Bonds: Total Market

(New York)
There has been a lot of doom and gloom about the risks of an inverted yield curve lately. An inverted curve is often seen as the best and most reliable indicator of recession, as it has accurately preceded the last several US recessions. Some are saying this time may be different as market conditions and central bank created stimulus have warped markets. Well, despite the fact that many hate the “this time will be different” mantra, it may actually be true in this case. In particular, the inverted yield curve has only been reliable in the US, whereas in Japan and the UK it is not a good indicator. This means the indicator is by no means universal, and gives weight to the idea that an inversion does not necessarily mean a recession is coming.

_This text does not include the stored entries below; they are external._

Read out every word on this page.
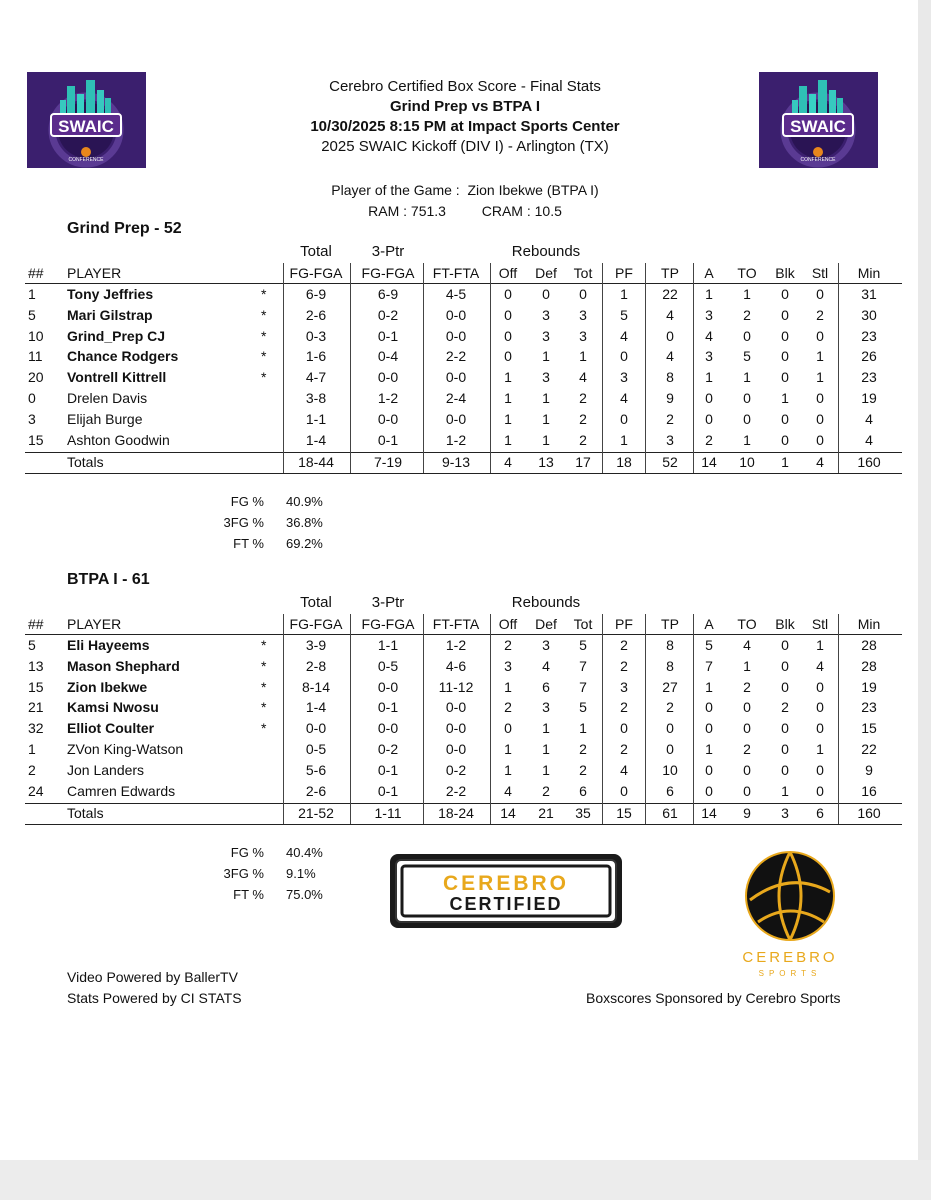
SWAIC
CONFERENCE
SWAIC
CONFERENCE
Cerebro Certified Box Score - Final Stats
Grind Prep vs BTPA I
10/30/2025 8:15 PM at Impact Sports Center
2025 SWAIC Kickoff (DIV I) - Arlington (TX)
Player of the Game : Zion Ibekwe (BTPA I)
RAM : 751.3	CRAM : 10.5
Grind Prep - 52
Total	3-Ptr	Rebounds
## PLAYER	FG-FGA	FG-FGA	FT-FTA	Off	Def	Tot	PF	TP	A	TO	Blk	Stl	Min
1 Tony Jeffries	*	6-9	6-9	4-5	0	0	0	1	22	1	1	0	0	31
5 Mari Gilstrap	*	2-6	0-2	0-0	0	3	3	5	4	3	2	0	2	30
10 Grind_Prep CJ	*	0-3	0-1	0-0	0	3	3	4	0	4	0	0	0	23
11 Chance Rodgers	*	1-6	0-4	2-2	0	1	1	0	4	3	5	0	1	26
20 Vontrell Kittrell	*	4-7	0-0	0-0	1	3	4	3	8	1	1	0	1	23
0 Drelen Davis	3-8	1-2	2-4	1	1	2	4	9	0	0	1	0	19
3 Elijah Burge	1-1	0-0	0-0	1	1	2	0	2	0	0	0	0	4
15 Ashton Goodwin	1-4	0-1	1-2	1	1	2	1	3	2	1	0	0	4
Totals	18-44	7-19	9-13	4	13	17	18	52	14	10	1	4	160
FG % 40.9%
3FG % 36.8%
FT % 69.2%
BTPA I - 61
Total	3-Ptr	Rebounds
## PLAYER	FG-FGA	FG-FGA	FT-FTA	Off	Def	Tot	PF	TP	A	TO	Blk	Stl	Min
5 Eli Hayeems	*	3-9	1-1	1-2	2	3	5	2	8	5	4	0	1	28
13 Mason Shephard	*	2-8	0-5	4-6	3	4	7	2	8	7	1	0	4	28
15 Zion Ibekwe	*	8-14	0-0	11-12	1	6	7	3	27	1	2	0	0	19
21 Kamsi Nwosu	*	1-4	0-1	0-0	2	3	5	2	2	0	0	2	0	23
32 Elliot Coulter	*	0-0	0-0	0-0	0	1	1	0	0	0	0	0	0	15
1 ZVon King-Watson	0-5	0-2	0-0	1	1	2	2	0	1	2	0	1	22
2 Jon Landers	5-6	0-1	0-2	1	1	2	4	10	0	0	0	0	9
24 Camren Edwards	2-6	0-1	2-2	4	2	6	0	6	0	0	1	0	16
Totals	21-52	1-11	18-24	14	21	35	15	61	14	9	3	6	160
FG % 40.4%
3FG % 9.1%
FT % 75.0%	CEREBRO
CERTIFIED
CEREBRO
SPORTS
Video Powered by BallerTV
Stats Powered by CI STATS	Boxscores Sponsored by Cerebro Sports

FINSUM: The Japanese example is particularly interesting to us as the BOJ has long had extraordinarily accommodative monetary policy. In that sense it may be the best case study for how an inversion could play out this time.

(New York)

Rates look to be rising quickly. The economy is red hot and the Fed is hawkish, meaning two more rate hikes this year look very likely. With that in mind, investors need to protect themselves from rate risk. That means a lot of sources of income, like dividends stocks and bonds, could become sources of losses. However, fortunately there are numerous ETFs that can help investors earn income while protecting against losses. One such is Pimco’s 0-5 Year High Yield Corporate Bond (HYS). The ETF has a yield approaching 5% and has a duration of just over 2 years, putting it in the low duration category (meaning it has low rate risk).

FINSUM: This seems like a good option if you want to earn high rate-protected income. Given the current rate environment, funds like these should probably be a fixture of most portfolios.

(New York)

If there were ever a time to be worried about rate risk it is now. The US economy is red hot and the Fed continues to look hawkish. Two rate hikes by the end of the year look like a certainty. So how can one protect their portfolio? One answer is floating rate bonds, and especially floating rate investment grade bonds with a range of durations. One ETF that does just that is the X-trackers Investment Grade Bond – Interest Rate Hedged ETF (IGIH). The ETF sports a yield of over 3%, and very importantly, it has a duration of almost zero, meaning it should be almost completely unaffected by any movement in rates.

FINSUM: a 3% yield with no rate risk sounds like a very good investment in the current environment.